The February retail sales report revealed a drop in sales, but the decline followed a much larger and more broadbased surge in all of the major components in January, to leave the robust sales trajectory for the first quarter intact. Indeed, retail sales have registered a powerful uptrend ever since the November report of aggressive sales, due partly to the extraordinarily mild weather. A return to normal weather in February took a chunk back, but a surprisingly small one.
The drop in retail sales in February was a larger-than-expected 1.3%, while the ex-auto component declined 0.4%. January sales were revised higher, to a 2.9% gain, from 2.3% previously. The ex-autos figure for January was revised up to 2.6% from 2.2%. In February there was a 4.6% decline in motor vehicles and parts, a 4% decline in furniture, a 3.3% decline in clothing, and a 1.6% drop in gas sales.
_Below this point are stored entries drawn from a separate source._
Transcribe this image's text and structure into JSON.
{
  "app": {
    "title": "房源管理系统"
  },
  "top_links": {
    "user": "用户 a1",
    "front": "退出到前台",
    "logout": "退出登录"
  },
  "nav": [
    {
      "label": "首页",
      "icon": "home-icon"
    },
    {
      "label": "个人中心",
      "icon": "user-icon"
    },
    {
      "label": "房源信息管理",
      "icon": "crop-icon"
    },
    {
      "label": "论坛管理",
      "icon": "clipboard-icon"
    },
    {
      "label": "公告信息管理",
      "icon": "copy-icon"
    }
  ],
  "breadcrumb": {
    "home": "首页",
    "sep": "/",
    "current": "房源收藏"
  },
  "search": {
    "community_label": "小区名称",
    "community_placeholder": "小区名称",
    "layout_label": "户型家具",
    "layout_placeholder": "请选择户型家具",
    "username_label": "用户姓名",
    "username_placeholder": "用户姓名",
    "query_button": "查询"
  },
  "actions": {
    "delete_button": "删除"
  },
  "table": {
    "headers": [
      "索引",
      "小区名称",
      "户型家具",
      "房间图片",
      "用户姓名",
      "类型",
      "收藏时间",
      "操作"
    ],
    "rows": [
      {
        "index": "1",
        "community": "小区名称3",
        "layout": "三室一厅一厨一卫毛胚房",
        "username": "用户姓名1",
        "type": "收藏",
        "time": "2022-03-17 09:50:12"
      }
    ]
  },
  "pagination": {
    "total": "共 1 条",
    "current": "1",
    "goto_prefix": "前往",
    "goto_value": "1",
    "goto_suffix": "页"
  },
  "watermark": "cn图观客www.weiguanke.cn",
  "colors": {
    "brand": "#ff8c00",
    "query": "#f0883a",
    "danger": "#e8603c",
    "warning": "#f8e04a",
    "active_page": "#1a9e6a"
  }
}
The market was braced for a February payback from soaring January figures, yet the pattern left only a partial correction.
With weekly sales data pointing to a strong March, there doesn't appear to be much of a prospect for any remaining "correction" that might have been seen in February to be pushed back into March. As it stands, consumption appears to have ratcheted upward in the first quarter to a solid level, with no trouble sustaining this higher pace.
Our gross domestic product (GDP) estimate for the first quarter remains at 5%, though we have boosted our first-quarter consumption forecast to 5.4% from 5%. The first-quarter figures should follow an expected boost in the fourth quarter, to 1.8% from 1.6%. Today's data imply a tiny upward bump to the reported 1.2% fourth-quarter real consumption growth rate.
An unexpected weakness in the report was the auto component, which is not used for estimating GDP, and the gasoline-station component, which implies price rather than volume weakness. The remaining components were, on net, stronger than expected, given the revisions. In retail sales "ex-auto and ex-gasoline," we saw a big 2.4% surge in January, but only a 0.3% correction in February.